Okay, so I have this string "nesˈo:tkʰo:x"
, and I want to get the index of all the zero-width positions that don't occur after any instance of the character ˈ
(the IPA primary stress symbol). So in this case, those expected output would be 0, 1, 2, and 3 - the indices of the letters nes
that occur before the one and only instance of ˈ
, plus the ˈ
itself.
I'm doing this with regex for reasons I'll get into in a bit. Regex101 confirms that /(?=.*?ˈ)/
should match all 4 of those zero-width positions with JS' regex flavor... but I can't actually get JS to return them.
A simple setup might look like this:
let teststring = "nesˈo:tkʰo:x";
let re = new RegExp("(?=.*?ˈ)", "g");
while (result = re.exec(teststring)) {
console.log("Match found at "+result.index);
}
...except that this loops forever. It seems to get stuck on the first match, which I understand has something to do with how RegExp.exec
is supposed to auto-increment RegExp.lastIndex
for global regexes, or something. But I also can't make the regex not global, or it won't return all the matches for strings like this where more than one match is expected.

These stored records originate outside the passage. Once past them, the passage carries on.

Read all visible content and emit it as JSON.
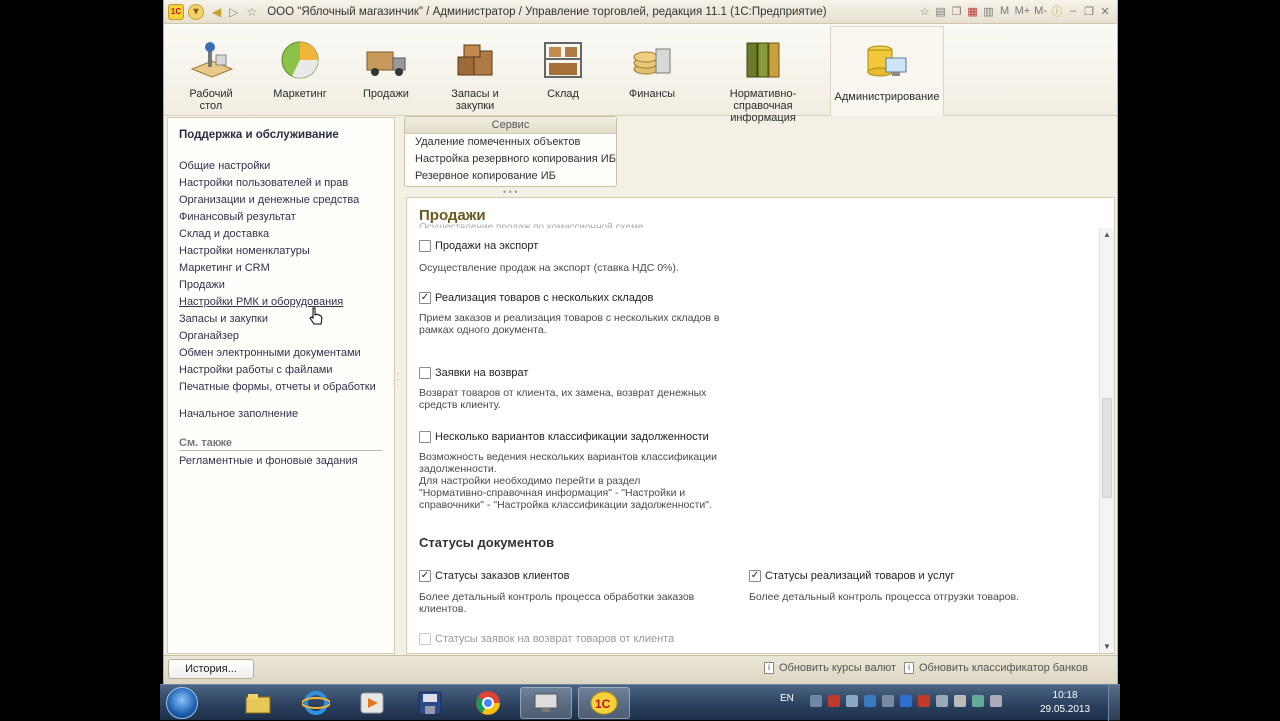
{
  "window": {
    "title": "ООО \"Яблочный магазинчик\" / Администратор / Управление торговлей, редакция 11.1  (1С:Предприятие)",
    "right_controls": [
      "M",
      "M+",
      "M-"
    ]
  },
  "sections": [
    {
      "label": "Рабочий\nстол",
      "icon": "desktop-icon"
    },
    {
      "label": "Маркетинг",
      "icon": "pie-chart-icon"
    },
    {
      "label": "Продажи",
      "icon": "truck-icon"
    },
    {
      "label": "Запасы и\nзакупки",
      "icon": "crates-icon"
    },
    {
      "label": "Склад",
      "icon": "warehouse-icon"
    },
    {
      "label": "Финансы",
      "icon": "coins-icon"
    },
    {
      "label": "Нормативно-справочная\nинформация",
      "icon": "binders-icon"
    },
    {
      "label": "Администрирование",
      "icon": "database-icon"
    }
  ],
  "left_panel": {
    "title": "Поддержка и обслуживание",
    "items": [
      "Общие настройки",
      "Настройки пользователей и прав",
      "Организации и денежные средства",
      "Финансовый результат",
      "Склад и доставка",
      "Настройки номенклатуры",
      "Маркетинг и CRM",
      "Продажи",
      "Настройки РМК и оборудования",
      "Запасы и закупки",
      "Органайзер",
      "Обмен электронными документами",
      "Настройки работы с файлами",
      "Печатные формы, отчеты и обработки"
    ],
    "start_fill": "Начальное заполнение",
    "see_also": "См. также",
    "regl": "Регламентные и фоновые задания"
  },
  "service": {
    "header": "Сервис",
    "items": [
      "Удаление помеченных объектов",
      "Настройка резервного копирования ИБ",
      "Резервное копирование ИБ"
    ]
  },
  "content": {
    "title": "Продажи",
    "cut_line": "Осуществление продаж по комиссионной схеме",
    "options": [
      {
        "label": "Продажи на экспорт",
        "checked": false,
        "desc": "Осуществление продаж на экспорт (ставка НДС 0%)."
      },
      {
        "label": "Реализация товаров с нескольких складов",
        "checked": true,
        "desc": "Прием заказов и реализация товаров с нескольких складов в\nрамках одного документа."
      },
      {
        "label": "Заявки на возврат",
        "checked": false,
        "desc": "Возврат товаров от клиента, их замена, возврат денежных\nсредств клиенту."
      },
      {
        "label": "Несколько вариантов классификации задолженности",
        "checked": false,
        "desc": "Возможность ведения нескольких вариантов классификации\nзадолженности.\nДля настройки необходимо перейти в раздел\n\"Нормативно-справочная информация\" - \"Настройки и\nсправочники\" - \"Настройка классификации задолженности\"."
      }
    ],
    "statuses_heading": "Статусы документов",
    "status_left": {
      "label": "Статусы заказов клиентов",
      "checked": true,
      "desc": "Более детальный контроль процесса обработки заказов\nклиентов."
    },
    "status_right": {
      "label": "Статусы реализаций товаров и услуг",
      "checked": true,
      "desc": "Более детальный контроль процесса отгрузки товаров."
    },
    "status_return": {
      "label": "Статусы заявок на возврат товаров от клиента",
      "checked": false,
      "disabled": true
    }
  },
  "statusbar": {
    "history": "История...",
    "link1": "Обновить курсы валют",
    "link2": "Обновить классификатор банков"
  },
  "taskbar": {
    "lang": "EN",
    "time": "10:18",
    "date": "29.05.2013"
  }
}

Okay, so what if I manually increment RegExp.lastIndex
to prevent it from looping?
let teststring = "nesˈo:tkʰo:x";
let re = new RegExp("(?=.*?ˈ)", "g");
while (result = re.exec(teststring)) {
if (result.index == re.lastIndex) {
re.lastIndex++;
} else {
console.log("Match found at "+result.index);
}
}
Now it... prints out nothing at all. Now, to be fair, if lastIndex
starts at 0 by default, and the index of the first match is 0, I half expect that to be skipped over... but why isn't it at least giving me 1, 2 and 3 as matches?
Now, I can already hear the chorus of "you don't need regex for this, just do Array(teststring.indexOf("ˈ")).keys()

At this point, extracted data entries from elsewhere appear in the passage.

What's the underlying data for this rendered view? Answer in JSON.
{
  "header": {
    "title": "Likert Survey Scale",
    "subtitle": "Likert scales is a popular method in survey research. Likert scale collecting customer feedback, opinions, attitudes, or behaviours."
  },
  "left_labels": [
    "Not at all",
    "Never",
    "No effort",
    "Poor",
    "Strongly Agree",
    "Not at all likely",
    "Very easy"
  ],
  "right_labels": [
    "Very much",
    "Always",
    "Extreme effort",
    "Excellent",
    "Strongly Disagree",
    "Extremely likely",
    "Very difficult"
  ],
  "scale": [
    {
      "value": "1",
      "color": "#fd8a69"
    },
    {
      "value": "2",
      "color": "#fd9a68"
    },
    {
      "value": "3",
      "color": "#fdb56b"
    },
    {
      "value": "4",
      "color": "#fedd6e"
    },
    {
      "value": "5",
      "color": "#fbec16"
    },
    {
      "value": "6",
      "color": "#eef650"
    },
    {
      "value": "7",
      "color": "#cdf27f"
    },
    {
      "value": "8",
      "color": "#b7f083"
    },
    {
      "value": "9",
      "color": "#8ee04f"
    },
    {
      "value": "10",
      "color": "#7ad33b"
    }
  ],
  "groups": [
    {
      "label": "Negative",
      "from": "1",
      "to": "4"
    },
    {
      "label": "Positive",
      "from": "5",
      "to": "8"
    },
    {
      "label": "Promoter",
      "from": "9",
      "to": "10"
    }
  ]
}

or something to generate [0,1,2,3]
". That may work for this specific example, but the actual use case is a parser function that's supposed to be a general solution for "for this input string, replace all instances of A with B, if condition C is true, unless condition D is true". Those conditions might be something like "if A is at the end of the string" or "if A is right next to another instance of A" or "if A is between 'n' and 't'". That kind of complicated string matching problem is why the parser creates and executes regexes on the fly and why regex is getting involved, and it does work for almost everything except this one annoying edge case, which I'd rather not have to refactor the entire mechanism of the parser to deal with if I don't have to.
Use String.prototype.matchAll()
to get all the matches.
let teststring = "nesˈo:tkʰo:x";
let re = new RegExp("(?=.*?ˈ)", "g");
[...teststring.matchAll(re)].forEach(result =>
console.log("Match found at " + result.index)
)